We must be able to describe a normative basis for maintaining (and in some instances reforming) our highly differentiated society. In practical and moral terms, I support government in some instances continuing, and in others beginning, to defer some of its activities in terms of funding or directly providing services to people in dire need. What I think we, Americans, have in common is that we are citizens in relation to government, producers and consumers in economic exchange, neighbors in geographic proximity to one another, and that we share certain norms and practices that follow from these. However, I think we, Christians, must be ready to give a compelling account of social pluralism in such a way that we articulate the differences between a school, a church, a hospital, a government body, a family, a business, etc., and at least promote an awareness that such institutional differences might warrant different kinds of legal recognitions, permissions, and protections. For example, why might it be okay for International Justice Mission or a Catholic crisis pregnancy center to hire only Christians but it would be wrong for the Department of Energy or General Motors to do the same? I think the distinctions highlighted by this question are significant. The latest example that brought this to my mind is the Dept. of Health and Human Services contraception mandate.
Government should do more to encourage what civil society is already doing and to consider what else it might outsource to civil society that it can no longer afford to provide directly, but it must do both while also accounting for the nature, purpose, and identity of the institutions with which it partners. I think this effort might also fall under the interplay between justice and stewardship?
Thank you Nathan for your follow-up, and my apologies for my delay responding—it’s been a busy few weeks.
I believe you are quite correct that my reply to Lindsey requires some sort of “robust theory of social pluralism.” Indeed, I think that the predominant discourse in American life—that of individualist liberalism—is spectacularly ill-equipped to articulate the sorts of differences that you describe: between a school and church, for instance, or between a government and a business. If all these institutions are essentially based on contracts between consenting adults, then to talk of the “task” or “norm” associated with these entities becomes rather meaningless.
Fortunately, such resources can be found in the Christian tradition, both in Roman Catholic social thought (subsidiarity) and in the Protestant Reformed traditions (sphere sovereignty).
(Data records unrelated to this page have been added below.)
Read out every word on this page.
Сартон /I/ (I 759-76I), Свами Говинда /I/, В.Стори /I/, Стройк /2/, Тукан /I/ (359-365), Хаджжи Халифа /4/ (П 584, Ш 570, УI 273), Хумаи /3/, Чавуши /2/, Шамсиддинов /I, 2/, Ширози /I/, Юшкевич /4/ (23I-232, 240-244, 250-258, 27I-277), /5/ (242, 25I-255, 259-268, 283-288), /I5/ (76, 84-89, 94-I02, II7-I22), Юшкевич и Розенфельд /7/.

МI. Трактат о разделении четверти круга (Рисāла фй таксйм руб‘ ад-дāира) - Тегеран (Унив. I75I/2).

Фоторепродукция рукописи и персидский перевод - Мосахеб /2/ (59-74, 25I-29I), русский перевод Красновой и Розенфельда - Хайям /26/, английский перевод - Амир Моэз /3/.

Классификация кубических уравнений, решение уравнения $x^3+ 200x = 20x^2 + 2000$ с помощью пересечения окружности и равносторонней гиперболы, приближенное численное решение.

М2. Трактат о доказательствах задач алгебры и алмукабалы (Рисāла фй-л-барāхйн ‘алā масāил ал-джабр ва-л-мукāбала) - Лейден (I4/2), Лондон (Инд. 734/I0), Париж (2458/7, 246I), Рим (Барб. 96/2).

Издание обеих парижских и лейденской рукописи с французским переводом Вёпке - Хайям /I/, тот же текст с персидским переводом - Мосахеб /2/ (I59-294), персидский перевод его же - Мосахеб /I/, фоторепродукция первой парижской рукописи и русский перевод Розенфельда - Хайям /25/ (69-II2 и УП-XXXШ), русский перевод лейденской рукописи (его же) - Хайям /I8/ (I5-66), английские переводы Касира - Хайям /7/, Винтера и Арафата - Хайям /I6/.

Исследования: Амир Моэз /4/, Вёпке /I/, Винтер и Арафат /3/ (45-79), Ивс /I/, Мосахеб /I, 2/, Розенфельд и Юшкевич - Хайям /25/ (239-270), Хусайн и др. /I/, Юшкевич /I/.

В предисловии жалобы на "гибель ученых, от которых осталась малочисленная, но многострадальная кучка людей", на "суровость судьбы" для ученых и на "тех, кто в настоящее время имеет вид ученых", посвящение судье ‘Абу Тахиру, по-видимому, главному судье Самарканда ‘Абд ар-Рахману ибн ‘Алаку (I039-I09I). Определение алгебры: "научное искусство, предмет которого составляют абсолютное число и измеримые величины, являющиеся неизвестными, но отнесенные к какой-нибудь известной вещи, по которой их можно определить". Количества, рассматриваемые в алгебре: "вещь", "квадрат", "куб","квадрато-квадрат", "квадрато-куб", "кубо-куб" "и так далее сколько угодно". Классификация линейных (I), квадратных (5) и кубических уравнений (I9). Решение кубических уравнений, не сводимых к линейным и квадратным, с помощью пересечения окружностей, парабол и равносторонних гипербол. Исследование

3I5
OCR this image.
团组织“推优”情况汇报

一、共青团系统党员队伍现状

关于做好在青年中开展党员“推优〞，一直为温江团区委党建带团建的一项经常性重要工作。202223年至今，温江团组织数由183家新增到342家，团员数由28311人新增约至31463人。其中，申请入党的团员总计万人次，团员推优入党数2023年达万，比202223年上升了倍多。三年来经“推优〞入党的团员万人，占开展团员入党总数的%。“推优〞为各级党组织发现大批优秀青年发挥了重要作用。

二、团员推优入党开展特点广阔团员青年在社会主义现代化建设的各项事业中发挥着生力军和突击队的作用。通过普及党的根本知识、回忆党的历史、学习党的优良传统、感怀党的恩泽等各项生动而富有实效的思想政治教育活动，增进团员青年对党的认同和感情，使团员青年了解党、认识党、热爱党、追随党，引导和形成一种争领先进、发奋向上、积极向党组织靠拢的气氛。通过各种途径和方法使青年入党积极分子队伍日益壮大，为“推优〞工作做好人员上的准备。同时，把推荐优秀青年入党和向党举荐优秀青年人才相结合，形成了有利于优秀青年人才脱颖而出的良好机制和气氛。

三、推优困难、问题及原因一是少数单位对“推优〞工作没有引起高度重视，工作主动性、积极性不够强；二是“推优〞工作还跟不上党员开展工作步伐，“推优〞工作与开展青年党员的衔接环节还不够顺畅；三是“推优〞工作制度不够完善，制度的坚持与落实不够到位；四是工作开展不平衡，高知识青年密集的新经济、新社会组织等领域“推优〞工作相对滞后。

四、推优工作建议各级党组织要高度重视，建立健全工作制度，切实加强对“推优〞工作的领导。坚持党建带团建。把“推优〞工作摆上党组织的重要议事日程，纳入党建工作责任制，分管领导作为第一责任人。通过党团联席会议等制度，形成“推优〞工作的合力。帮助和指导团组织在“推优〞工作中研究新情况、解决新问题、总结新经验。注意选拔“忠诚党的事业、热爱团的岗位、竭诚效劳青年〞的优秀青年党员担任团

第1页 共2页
Whether or not we need to bring up these traditions in all their complexity every time we make a public contribution is a matter of prudence, I suppose. And figuring out how to do so in ways that are both truthful and persuasive is a further challenge. But I quite agree that we ignore them at our peril: participants in the public dialogue risk talking right past each other because of the deeper theoretical differences that you are raising. As I like to tell my students, there’s nothing so practical as a good theory—we need to get the theory right if we want to make practical difference.